The impediments to “pro-activity” can be seen in the general duties of Section 20 where 

“to avoid doubt, a duty imposed on a person…to ensure, as far is reasonably practicable, health and safety requires the person –

(a) to eliminate risks to health and safety so far as is reasonably practicable:…..”

This contrasts with the objects of the, same, Act which states that one of the aims is

“to eliminate, at the source, risks to the health, safety and welfare of employees and other persons at work:…”

It is strongly suspected that a crucial element of OHS legislation and management will likely disappear and this is to eliminate hazards “at the source”.  Outside of the objects of the Act this aim is not mentioned anywhere else in the legislation.  “Reasonably practicable” will erase this important social and moral clause.

Eliminating something “at the source” encourages research into new ways of eliminating hazards by placing an obligation on us to determine the source.  “Reasonably practicable” encourages us to research control measures until it is practicable to do so no more.  That is a half-quest that solves nothing.  What if Frodo was asked to dispose of the ring in Mordor only if “reasonably practicable”? The story would have been a novella instead of a classic trilogy.
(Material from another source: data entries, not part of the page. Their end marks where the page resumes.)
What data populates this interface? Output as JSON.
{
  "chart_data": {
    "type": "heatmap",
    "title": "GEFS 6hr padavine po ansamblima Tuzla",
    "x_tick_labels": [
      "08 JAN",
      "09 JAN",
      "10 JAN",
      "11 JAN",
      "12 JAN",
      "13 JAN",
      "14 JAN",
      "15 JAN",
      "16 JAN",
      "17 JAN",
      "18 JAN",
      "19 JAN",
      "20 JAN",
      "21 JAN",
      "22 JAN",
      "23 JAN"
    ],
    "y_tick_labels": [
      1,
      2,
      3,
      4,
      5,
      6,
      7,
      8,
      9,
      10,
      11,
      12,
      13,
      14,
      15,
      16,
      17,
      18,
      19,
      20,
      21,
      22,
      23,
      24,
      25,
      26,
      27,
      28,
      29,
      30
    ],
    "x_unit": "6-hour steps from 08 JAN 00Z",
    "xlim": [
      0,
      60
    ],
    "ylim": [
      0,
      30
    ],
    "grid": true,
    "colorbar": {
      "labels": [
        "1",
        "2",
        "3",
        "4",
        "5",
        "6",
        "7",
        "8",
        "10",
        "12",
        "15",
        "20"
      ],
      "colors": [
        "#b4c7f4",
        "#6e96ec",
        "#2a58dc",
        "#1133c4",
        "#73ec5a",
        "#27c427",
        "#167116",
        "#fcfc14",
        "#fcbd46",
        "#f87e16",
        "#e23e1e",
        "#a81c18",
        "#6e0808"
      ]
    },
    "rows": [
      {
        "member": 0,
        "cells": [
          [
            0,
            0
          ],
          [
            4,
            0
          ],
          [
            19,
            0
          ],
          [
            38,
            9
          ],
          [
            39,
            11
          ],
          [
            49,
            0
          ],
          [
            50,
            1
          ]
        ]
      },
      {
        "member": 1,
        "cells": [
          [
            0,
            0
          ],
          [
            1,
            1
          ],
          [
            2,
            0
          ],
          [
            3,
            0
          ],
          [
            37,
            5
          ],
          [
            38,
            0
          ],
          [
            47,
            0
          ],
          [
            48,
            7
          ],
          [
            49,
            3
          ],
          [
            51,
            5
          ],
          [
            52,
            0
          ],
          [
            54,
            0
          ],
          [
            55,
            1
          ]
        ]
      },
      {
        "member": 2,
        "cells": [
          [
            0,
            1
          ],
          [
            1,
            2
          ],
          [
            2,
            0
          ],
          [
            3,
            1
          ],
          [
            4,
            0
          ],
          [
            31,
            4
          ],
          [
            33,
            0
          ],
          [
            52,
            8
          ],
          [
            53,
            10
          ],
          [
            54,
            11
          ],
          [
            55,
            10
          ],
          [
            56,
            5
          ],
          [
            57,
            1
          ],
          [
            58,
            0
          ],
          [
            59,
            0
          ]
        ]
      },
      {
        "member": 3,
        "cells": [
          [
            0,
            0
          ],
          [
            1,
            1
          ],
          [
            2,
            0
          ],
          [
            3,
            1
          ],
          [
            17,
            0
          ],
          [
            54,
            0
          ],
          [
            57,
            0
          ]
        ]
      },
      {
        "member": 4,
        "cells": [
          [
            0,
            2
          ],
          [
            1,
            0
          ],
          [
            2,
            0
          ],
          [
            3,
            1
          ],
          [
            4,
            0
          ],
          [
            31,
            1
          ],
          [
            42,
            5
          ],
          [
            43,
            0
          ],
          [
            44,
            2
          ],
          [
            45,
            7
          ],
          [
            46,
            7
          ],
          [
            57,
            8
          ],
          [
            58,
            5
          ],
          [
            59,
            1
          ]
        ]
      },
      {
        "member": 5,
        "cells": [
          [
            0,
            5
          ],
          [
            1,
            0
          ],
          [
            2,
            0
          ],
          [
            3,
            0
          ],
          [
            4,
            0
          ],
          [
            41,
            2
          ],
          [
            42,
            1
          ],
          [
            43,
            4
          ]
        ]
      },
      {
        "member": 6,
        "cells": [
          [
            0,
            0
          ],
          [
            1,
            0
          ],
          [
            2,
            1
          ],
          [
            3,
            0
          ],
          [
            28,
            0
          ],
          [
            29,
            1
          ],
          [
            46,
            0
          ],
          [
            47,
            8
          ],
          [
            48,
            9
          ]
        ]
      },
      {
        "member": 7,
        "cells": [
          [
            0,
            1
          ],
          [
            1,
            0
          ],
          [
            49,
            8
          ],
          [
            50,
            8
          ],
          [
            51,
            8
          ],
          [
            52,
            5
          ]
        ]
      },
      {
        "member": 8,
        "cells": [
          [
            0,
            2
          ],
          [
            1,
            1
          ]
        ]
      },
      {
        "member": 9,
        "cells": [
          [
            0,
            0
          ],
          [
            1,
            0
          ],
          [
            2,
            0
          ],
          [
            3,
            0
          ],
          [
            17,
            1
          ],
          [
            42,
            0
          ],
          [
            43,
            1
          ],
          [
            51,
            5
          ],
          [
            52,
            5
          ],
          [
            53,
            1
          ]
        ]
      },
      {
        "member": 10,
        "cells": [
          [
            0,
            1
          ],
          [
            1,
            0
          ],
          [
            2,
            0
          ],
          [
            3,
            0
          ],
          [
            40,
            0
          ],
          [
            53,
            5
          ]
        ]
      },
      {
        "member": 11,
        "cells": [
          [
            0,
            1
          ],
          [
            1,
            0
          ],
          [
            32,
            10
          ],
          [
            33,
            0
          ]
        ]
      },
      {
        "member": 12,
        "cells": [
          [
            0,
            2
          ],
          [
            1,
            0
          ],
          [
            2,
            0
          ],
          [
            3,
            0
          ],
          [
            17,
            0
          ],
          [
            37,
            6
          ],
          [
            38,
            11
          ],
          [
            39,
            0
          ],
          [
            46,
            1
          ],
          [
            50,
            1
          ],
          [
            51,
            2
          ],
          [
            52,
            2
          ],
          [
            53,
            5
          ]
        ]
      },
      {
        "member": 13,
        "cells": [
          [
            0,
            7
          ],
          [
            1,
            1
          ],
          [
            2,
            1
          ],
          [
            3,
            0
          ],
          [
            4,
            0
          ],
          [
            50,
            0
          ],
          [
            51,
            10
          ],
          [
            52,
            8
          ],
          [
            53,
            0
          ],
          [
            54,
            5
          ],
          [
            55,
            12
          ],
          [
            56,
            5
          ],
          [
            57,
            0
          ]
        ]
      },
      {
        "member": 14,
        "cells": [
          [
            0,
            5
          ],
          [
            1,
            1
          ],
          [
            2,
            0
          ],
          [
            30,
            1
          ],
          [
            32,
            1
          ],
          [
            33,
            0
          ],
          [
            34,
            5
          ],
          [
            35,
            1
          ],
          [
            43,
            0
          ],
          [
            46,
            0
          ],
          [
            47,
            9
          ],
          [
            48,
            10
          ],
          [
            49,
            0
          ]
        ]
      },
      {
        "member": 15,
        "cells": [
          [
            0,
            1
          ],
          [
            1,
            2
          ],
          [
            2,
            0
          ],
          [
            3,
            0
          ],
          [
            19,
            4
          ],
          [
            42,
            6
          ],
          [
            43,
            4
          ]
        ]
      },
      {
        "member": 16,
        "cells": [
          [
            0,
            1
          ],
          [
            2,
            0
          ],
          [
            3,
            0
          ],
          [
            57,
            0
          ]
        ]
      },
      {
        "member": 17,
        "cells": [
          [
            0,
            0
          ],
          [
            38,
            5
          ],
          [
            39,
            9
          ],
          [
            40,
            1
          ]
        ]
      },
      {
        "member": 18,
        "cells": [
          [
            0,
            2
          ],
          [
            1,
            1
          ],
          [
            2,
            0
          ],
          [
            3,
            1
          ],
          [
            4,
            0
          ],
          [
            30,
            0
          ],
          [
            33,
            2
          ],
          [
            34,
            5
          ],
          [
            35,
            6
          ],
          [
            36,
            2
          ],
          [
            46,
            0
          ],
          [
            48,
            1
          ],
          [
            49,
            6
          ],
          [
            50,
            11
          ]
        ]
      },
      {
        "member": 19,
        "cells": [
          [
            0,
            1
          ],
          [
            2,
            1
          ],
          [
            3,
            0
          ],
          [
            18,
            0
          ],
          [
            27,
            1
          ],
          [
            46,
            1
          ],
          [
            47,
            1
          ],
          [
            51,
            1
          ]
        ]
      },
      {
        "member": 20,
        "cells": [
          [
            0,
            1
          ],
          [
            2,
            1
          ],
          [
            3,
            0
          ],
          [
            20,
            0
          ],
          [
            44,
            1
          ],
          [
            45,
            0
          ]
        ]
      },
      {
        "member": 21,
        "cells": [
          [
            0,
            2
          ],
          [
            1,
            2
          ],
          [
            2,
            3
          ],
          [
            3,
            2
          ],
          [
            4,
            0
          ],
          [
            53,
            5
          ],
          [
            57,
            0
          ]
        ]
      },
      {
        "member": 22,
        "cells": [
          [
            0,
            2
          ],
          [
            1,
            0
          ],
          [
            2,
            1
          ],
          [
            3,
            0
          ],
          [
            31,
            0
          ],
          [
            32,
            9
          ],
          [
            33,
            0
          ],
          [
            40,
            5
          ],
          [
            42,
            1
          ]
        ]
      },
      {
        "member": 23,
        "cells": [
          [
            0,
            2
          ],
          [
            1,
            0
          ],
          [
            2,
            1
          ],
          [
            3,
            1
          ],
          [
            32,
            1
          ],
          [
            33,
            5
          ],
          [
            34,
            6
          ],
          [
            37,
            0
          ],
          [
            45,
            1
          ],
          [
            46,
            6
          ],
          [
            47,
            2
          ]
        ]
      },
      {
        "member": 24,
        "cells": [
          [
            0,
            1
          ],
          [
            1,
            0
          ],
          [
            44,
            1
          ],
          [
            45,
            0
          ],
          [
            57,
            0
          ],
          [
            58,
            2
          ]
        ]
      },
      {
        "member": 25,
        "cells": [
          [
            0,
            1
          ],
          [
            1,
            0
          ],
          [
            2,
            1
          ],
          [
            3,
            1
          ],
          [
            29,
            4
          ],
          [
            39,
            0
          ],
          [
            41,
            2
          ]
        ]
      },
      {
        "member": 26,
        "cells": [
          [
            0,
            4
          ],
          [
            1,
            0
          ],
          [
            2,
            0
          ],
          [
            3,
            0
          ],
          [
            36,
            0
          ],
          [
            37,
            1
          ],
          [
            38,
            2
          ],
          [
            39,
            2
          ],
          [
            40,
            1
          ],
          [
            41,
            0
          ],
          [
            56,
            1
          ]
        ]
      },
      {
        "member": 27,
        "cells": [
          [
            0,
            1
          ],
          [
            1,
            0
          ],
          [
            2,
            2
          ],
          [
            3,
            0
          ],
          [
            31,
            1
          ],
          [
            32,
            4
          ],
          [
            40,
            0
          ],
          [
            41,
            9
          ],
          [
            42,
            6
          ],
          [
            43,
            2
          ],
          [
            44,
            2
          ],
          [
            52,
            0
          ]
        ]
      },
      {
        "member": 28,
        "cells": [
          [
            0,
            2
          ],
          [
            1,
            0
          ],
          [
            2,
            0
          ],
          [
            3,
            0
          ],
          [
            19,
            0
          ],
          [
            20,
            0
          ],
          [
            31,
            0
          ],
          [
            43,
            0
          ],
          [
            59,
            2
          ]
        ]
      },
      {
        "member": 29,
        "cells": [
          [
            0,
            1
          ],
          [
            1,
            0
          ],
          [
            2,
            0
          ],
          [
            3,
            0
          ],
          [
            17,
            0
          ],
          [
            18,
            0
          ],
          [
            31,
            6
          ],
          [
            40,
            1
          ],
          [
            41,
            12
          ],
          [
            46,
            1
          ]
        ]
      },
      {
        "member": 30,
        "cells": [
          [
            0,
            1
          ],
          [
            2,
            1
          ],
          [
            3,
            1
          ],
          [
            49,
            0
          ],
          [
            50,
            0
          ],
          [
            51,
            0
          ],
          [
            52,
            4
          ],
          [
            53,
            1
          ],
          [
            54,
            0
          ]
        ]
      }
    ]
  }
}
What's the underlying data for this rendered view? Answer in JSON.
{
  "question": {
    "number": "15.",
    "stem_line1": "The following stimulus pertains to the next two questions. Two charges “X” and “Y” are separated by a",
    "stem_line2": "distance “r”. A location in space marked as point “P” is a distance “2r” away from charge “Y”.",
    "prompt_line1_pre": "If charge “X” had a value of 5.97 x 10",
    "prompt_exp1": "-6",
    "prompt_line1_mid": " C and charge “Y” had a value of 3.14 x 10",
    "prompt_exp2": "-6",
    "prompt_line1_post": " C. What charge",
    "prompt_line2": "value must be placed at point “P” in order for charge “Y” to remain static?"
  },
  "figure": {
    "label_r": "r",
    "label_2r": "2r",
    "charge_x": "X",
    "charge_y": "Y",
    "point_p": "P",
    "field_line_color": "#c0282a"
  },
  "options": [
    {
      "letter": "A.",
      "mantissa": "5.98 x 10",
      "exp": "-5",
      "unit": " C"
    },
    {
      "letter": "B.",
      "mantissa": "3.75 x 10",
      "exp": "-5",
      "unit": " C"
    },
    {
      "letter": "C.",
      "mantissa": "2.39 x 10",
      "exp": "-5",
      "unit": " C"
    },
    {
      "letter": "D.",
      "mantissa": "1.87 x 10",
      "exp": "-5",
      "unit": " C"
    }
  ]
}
Employer associations are lobbying for increased workplace flexibility.  That has nothing to do with the health and safety benefits of the employees but rather the health and safety of the balance sheet.  “Reasonably practicable” similarly focuses on business management and not safety management.

The battle against this insidious weakening of the OHS profession is not lost.  Heart should be taken from the preparedness of governments to roll-back unpopular legislation such as some industrial relations initiatives.  Hindsight can be an important motivator for change.

Recent fatalities data may sway some in government that OHS regulators are achieving their social and operational targets but OHS professionals know that fatality rates are not an accurate indication of the success of safety initiatives.  New workplace hazards are appearing regularly and many of the new ones don’t result in death but lead instead to misery and an incapacity to live a healthy life or to work again in a chosen profession.  

“Reasonably practicable” allows businesses to try, in differing degrees, to eliminate the hazards, such as psychosocial hazards, of its workforce and then shift them to social security and disability benefits.  And why not? It seems that corporations can serve their clients and stakeholders “as far as is reasonably practicable” and then expect a bailout from government over their mismanagement.  Immorality applies to much more than economics.